Postnatal infection is associated with widespread abnormalities of brain development in premature newborns

Abstract

Infection is a risk factor for adverse neurodevelopmental outcome in preterm newborns. Our objective was to characterize the association of postnatal infection with adverse microstructural and metabolic brain development in premature newborns. One hundred seventeen preterm newborns (24–32 weeks gestation) were studied prospectively at a median of 32.0 and 40.3 weeks postmenstrual age: MRI (white matter injury, hemorrhage), MR (magnetic resonance) spectroscopy (metabolism) and diffusion tensor imaging (microstructure).

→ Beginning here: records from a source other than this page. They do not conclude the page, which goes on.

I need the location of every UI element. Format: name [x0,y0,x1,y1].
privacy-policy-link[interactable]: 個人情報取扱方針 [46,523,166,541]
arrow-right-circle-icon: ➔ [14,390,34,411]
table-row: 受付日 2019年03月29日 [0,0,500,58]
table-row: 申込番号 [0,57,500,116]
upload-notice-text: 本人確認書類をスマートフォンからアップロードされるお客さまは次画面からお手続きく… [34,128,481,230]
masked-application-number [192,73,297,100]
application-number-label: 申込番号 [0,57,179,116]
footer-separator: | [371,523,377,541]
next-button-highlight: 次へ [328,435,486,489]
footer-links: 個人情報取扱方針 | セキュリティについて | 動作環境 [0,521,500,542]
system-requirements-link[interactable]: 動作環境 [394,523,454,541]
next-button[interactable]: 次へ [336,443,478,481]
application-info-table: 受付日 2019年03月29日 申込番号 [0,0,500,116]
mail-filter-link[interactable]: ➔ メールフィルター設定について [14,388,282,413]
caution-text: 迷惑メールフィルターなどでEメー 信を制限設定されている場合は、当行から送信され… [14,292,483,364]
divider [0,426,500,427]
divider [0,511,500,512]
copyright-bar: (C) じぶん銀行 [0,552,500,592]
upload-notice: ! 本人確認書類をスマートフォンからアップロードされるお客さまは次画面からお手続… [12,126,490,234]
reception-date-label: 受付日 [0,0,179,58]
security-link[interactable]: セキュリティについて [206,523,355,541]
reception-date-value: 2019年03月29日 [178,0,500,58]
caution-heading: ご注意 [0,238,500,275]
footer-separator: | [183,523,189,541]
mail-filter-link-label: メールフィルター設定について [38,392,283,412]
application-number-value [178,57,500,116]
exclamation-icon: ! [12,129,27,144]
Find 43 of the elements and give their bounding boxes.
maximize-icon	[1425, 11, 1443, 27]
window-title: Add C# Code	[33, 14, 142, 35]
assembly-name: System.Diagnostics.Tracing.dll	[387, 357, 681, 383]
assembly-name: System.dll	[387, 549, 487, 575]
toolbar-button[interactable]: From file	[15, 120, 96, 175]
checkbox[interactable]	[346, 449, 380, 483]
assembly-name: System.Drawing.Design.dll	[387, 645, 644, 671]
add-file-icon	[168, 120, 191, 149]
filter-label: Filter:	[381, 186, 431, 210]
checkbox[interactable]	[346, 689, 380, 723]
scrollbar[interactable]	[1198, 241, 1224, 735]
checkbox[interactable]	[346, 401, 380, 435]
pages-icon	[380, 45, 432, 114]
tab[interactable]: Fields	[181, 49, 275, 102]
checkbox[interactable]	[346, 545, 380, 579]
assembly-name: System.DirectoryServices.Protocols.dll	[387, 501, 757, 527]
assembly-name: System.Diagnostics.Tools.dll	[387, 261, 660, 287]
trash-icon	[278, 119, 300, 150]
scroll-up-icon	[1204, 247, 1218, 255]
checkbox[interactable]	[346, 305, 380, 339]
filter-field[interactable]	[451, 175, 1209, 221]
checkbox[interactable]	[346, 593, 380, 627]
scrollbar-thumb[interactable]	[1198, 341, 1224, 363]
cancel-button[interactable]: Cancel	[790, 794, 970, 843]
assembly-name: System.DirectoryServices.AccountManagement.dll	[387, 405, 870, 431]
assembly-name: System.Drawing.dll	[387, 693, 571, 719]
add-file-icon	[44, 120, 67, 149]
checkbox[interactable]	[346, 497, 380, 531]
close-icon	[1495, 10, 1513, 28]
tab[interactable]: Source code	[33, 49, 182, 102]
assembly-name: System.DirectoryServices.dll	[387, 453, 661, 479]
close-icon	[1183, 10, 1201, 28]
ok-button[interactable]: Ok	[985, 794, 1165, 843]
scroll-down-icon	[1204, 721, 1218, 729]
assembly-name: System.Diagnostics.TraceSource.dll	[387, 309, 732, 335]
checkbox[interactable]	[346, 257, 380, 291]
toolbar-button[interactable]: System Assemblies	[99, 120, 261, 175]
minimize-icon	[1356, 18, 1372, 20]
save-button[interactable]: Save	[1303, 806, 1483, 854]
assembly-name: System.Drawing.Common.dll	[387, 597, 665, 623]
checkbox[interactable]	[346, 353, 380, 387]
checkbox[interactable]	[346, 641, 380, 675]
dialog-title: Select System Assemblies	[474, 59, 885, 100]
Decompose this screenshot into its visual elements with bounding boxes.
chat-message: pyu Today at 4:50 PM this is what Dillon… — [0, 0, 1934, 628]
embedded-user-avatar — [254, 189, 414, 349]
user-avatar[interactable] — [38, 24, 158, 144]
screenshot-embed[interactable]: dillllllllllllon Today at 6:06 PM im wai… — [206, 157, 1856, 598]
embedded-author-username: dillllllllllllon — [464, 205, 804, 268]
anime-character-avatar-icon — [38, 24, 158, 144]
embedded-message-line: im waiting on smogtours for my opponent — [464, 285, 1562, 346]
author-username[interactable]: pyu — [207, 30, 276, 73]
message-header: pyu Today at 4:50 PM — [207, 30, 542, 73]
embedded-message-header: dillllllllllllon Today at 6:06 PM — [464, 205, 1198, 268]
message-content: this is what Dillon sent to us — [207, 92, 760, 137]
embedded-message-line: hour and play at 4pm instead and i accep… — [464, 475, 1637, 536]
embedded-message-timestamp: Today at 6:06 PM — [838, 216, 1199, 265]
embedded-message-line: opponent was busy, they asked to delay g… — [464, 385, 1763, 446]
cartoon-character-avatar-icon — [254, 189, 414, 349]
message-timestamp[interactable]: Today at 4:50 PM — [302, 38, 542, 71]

Newborns were categorized as having “no infection”, “clinical infection”, or “positive-culture infection.” We compared brain injuries, as well as metabolic and microstructural development across these infection groups. In 34 newborns, clinical signs were accompanied by positive cultures while 17 had clinical signs of sepsis alone. White matter injury was identified in 34 newborns. In multivariate regression models infected newborns had brain imaging measures indicative of delayed brain development: lower N-acetylaspartate/choline, elevated average diffusivity (DAV) and decreased white matter fractional anisotropy. These widespread brain abnormalities were found in both newborns with positive-culture infection and in those with clinical infection. These findings suggest that postnatal infection, even without a positive culture, is an important risk factor for widespread abnormalities in brain. These abnormalities extend beyond brain injuries apparent with conventional MRI.